Les aéroports et les frontières terrestres avaient également été fermées.

"Le coût de ce report est inimaginable. L’économie était au ralenti vendredi, et complètement paralysée samedi", a écrit le directeur de la Chambre de Commerce de Lagos, Muda Yusuf, qui estime les pertes financières à 1,5 milliard de dollars.

Selon lui, le secteur maritime sera le plus affecté et ce report ne fera que ralentir un peu plus les circuits d’import/export, déjà très congestionnés en raison du manque d’infrastructures..

Mais "ce qui nous coûtera le plus cher, ce sera ce qui pèse sur notre réputation", note de son côté l’économiste nigérian Bismark Rewane. "La confiance des investisseurs a été érodée". Il estime que sur le long terme, et en comptant les coûts indirect, ce report pourrait peser environ 2 points du PIB, soit "9 à 10 milliards de dollars".

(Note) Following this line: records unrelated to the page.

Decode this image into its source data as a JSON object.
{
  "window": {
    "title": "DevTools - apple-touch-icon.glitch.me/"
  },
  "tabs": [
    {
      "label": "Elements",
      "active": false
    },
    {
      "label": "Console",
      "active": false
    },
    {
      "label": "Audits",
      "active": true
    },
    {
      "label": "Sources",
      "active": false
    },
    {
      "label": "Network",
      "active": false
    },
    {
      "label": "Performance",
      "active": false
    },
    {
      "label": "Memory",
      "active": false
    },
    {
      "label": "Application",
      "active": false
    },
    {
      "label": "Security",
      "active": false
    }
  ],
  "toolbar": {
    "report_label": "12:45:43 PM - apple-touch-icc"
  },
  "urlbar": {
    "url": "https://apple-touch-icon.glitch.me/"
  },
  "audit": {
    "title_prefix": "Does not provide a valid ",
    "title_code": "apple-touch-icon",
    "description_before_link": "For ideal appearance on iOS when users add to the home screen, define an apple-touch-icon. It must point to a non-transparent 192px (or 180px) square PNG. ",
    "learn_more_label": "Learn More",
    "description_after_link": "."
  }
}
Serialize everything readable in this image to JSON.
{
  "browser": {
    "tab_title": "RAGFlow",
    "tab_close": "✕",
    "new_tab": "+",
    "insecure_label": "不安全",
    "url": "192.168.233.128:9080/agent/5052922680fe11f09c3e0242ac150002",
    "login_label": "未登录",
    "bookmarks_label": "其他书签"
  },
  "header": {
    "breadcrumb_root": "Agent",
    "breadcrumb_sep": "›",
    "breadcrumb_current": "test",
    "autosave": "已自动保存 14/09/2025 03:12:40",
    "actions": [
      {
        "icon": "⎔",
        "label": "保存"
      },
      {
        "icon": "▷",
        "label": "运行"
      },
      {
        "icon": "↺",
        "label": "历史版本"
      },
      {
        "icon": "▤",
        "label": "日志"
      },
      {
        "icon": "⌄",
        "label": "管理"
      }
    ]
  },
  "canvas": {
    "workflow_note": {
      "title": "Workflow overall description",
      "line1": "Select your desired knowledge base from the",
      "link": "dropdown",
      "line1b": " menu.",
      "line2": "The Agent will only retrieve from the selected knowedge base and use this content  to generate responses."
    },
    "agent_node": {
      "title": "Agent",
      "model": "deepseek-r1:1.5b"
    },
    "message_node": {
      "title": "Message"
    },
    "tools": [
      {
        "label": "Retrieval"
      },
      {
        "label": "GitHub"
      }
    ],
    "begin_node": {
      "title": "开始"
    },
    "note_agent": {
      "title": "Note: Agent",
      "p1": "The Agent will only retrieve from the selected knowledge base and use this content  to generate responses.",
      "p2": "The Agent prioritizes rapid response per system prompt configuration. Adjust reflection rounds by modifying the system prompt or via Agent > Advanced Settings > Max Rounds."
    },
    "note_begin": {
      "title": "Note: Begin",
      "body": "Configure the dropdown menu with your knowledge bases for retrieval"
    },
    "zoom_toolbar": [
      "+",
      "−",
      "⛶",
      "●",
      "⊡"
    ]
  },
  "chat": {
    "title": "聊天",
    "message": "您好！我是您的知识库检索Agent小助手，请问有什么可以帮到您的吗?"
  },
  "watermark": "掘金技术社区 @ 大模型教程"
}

Plus de 84 millions de Nigérians étaient attendus dans les quelques 120.000 bureaux de vote samedi pour élire un nouveau chef d’Etat, ainsi que les 360 membres de la Chambre des représentants et les 109 du Sénat.

La commission électorale s’est réunie en urgence en fin de soirée vendredi, et a annoncé le report du scrutin au 23 février quelques heures avant l’ouverture des bureaux de vote.

"Pour pouvoir garantir la tenue d’élections libres, justes et crédibles, organiser le scrutin comme il était convenu n’est plus possible", a annoncé le président de la commission, Mahmood Yakubu, après avoir assuré il y a quelques jours que tout serait prêt pour le jour J.

Il a déclaré assumer la "totale responsabilité" du report, niant toute "interférence politique" et invoquant des problèmes de logistique "énormes" et une "mauvaise météo" qui a retardé l’acheminement par avion de matériel électoral à travers le pays.